SCOTT BIGELOW, who wrestled professionally under the nickname “Bam Bam,” was found dead on Friday in Hudson, Fla. He was 45.
The cause of death was unknown. There didn’t appear to be foul play, but the Pasco County sheriff’s office was awaiting autopsy results.
Bigelow worked for WWE, ECW and WCW extensively throughout his 20-year sports-entertainment career. A former ECW Champion, ECW Television Champion and WCW Tag Team Champion, he was perhaps best known for his rivalry with Lawrence Taylor that culminated in the main event of WrestleMania XI in 1995.
Bigelow’s death shook friends and family, as well as the wrestling community. Survivors include daughter Ricci and sons Shane and Scott, who live with his ex-wife in Ocean County, N.J.
“He was a good guy, very good, with a good heart,” wrestler Jerry Sags, one-half of the renowned tag team The Nasty Boys and a longtime friend of Bigelow’s, told The Tampa Tribune.
Sags and Bigelow had worked together recently on local and regional American Combat Wrestling promotions for which Bam Bam often gave advice to ACW wrestlers like “Roughhouse” Ralph Mosca, Sideshow and David Mercury.

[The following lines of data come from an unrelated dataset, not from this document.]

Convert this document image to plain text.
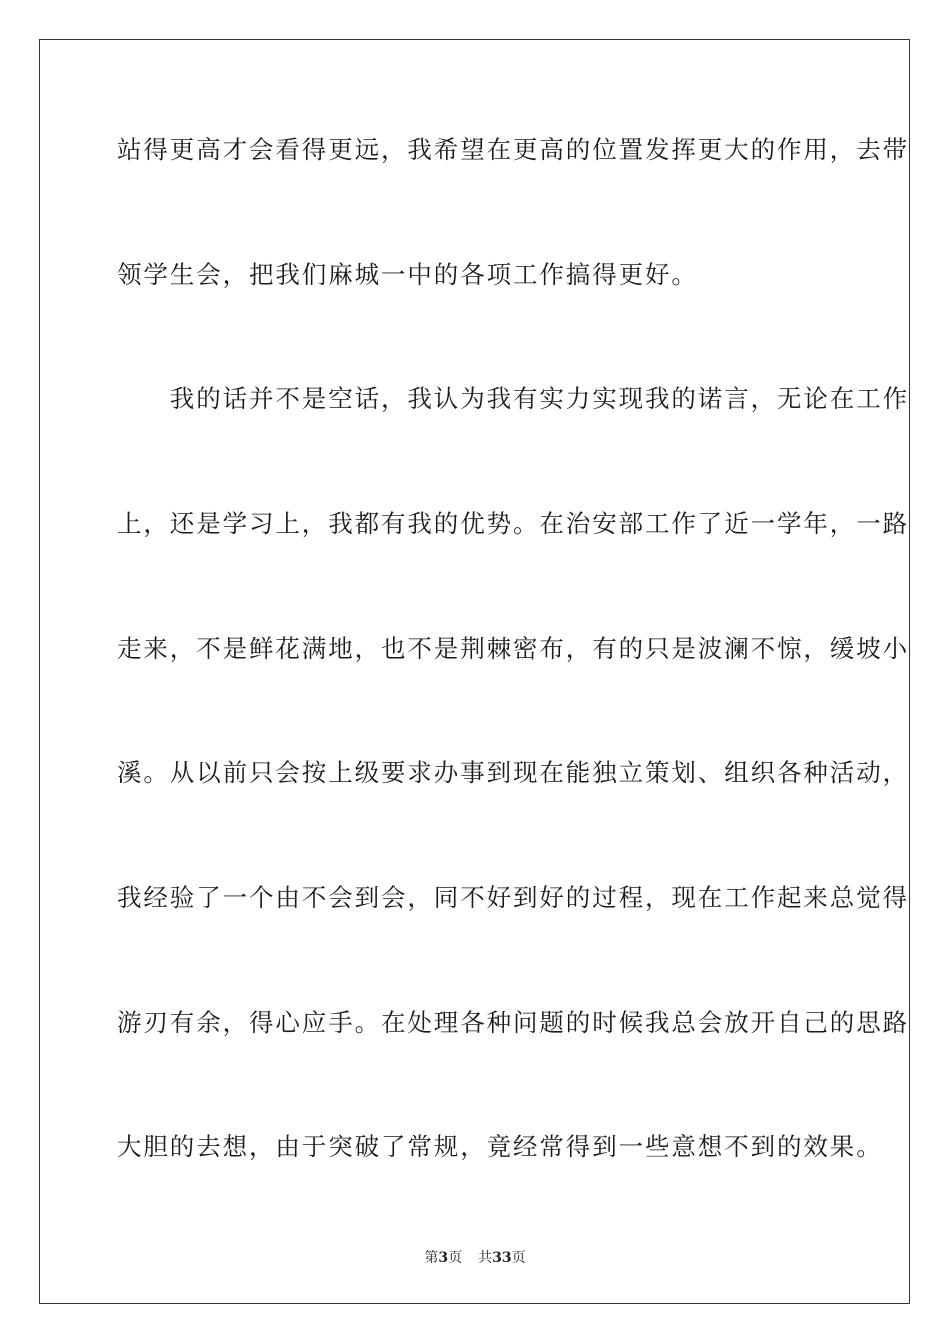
站得更高才会看得更远，我希望在更高的位置发挥更大的作用，去带
领学生会，把我们麻城一中的各项工作搞得更好。
　　我的话并不是空话，我认为我有实力实现我的诺言，无论在工作
上，还是学习上，我都有我的优势。在治安部工作了近一学年，一路
走来，不是鲜花满地，也不是荆棘密布，有的只是波澜不惊，缓坡小
溪。从以前只会按上级要求办事到现在能独立策划、组织各种活动，
我经验了一个由不会到会，同不好到好的过程，现在工作起来总觉得
游刃有余，得心应手。在处理各种问题的时候我总会放开自己的思路
大胆的去想，由于突破了常规，竟经常得到一些意想不到的效果。
第3页 共33页
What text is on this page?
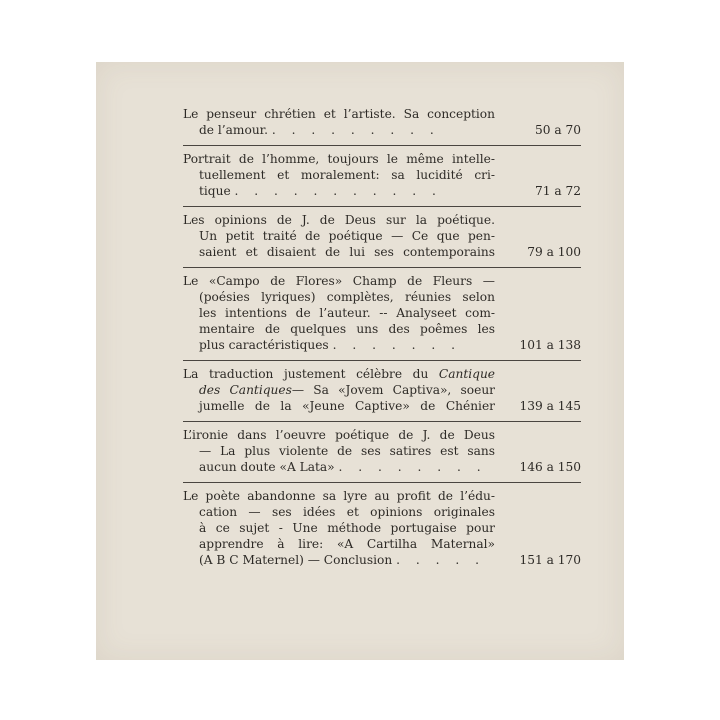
Le penseur chrétien et l’artiste. Sa conception
de l’amour. . . . . . . . . .	50 a 70
Portrait de l’homme, toujours le même intelle-
tuellement et moralement: sa lucidité cri-
tique . . . . . . . . . . .	71 a 72
Les opinions de J. de Deus sur la poétique.
Un petit traité de poétique — Ce que pen-
saient et disaient de lui ses contemporains	79 a 100
Le «Campo de Flores» Champ de Fleurs —
(poésies lyriques) complètes, réunies selon
les intentions de l’auteur. -- Analyseet com-
mentaire de quelques uns des poêmes les
plus caractéristiques . . . . . . .	101 a 138
La traduction justement célèbre du Cantique
des Cantiques— Sa «Jovem Captiva», soeur
jumelle de la «Jeune Captive» de Chénier 139 a 145
L’ironie dans l’oeuvre poétique de J. de Deus
— La plus violente de ses satires est sans
aucun doute «A Lata» . . . . . . . .	146 a 150
Le poète abandonne sa lyre au profit de l’édu-
cation — ses idées et opinions originales
à ce sujet - Une méthode portugaise pour
apprendre à lire: «A Cartilha Maternal»
(A B C Maternel) — Conclusion . . . . .	151 a 170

“In a lot of ways he was just a big teddy bear that had that New Jersey attitude about him,” Sags said. “My last conversation with Bam Bam, I saw the state he was in and I said, ‘Man, we’ve lost 40 of our friends (in recent years). I’m tired of going to funerals. Don’t let it happen to you.’ ”
Bigelow, who finished third in the 1979 New Jersey state wrestling tournament for Neptune High School, was known for the fiery tattoo that covered his skull and uncanny agility for a man of nearly 400 pounds.
Brian Knobbs, the other half of The Nasty Boys, was a friend of Bigelow’s, as well as a foe in the ring.
Bigelow “not only had the look, but he was a tremendous athlete. He did tons of crazy stuff off the top rope,” Knobbs said. “Me and him had a WCW hardcore championship of the world match in St. Louis. We fought all over the building, even in the concession stand. He wound up beating me.”
In the mid-1980s, Bigelow performed drop kicks and other aerial maneuvers, and perfected a finishing move he called “Greetings From Asbury Park.”
But his bone-crunching approach probably shortened his career.
In an interview last year, Bigelow said that he once was 6-foot-3, but was then 6-1. He attributed his diminishing frame to back surgeries.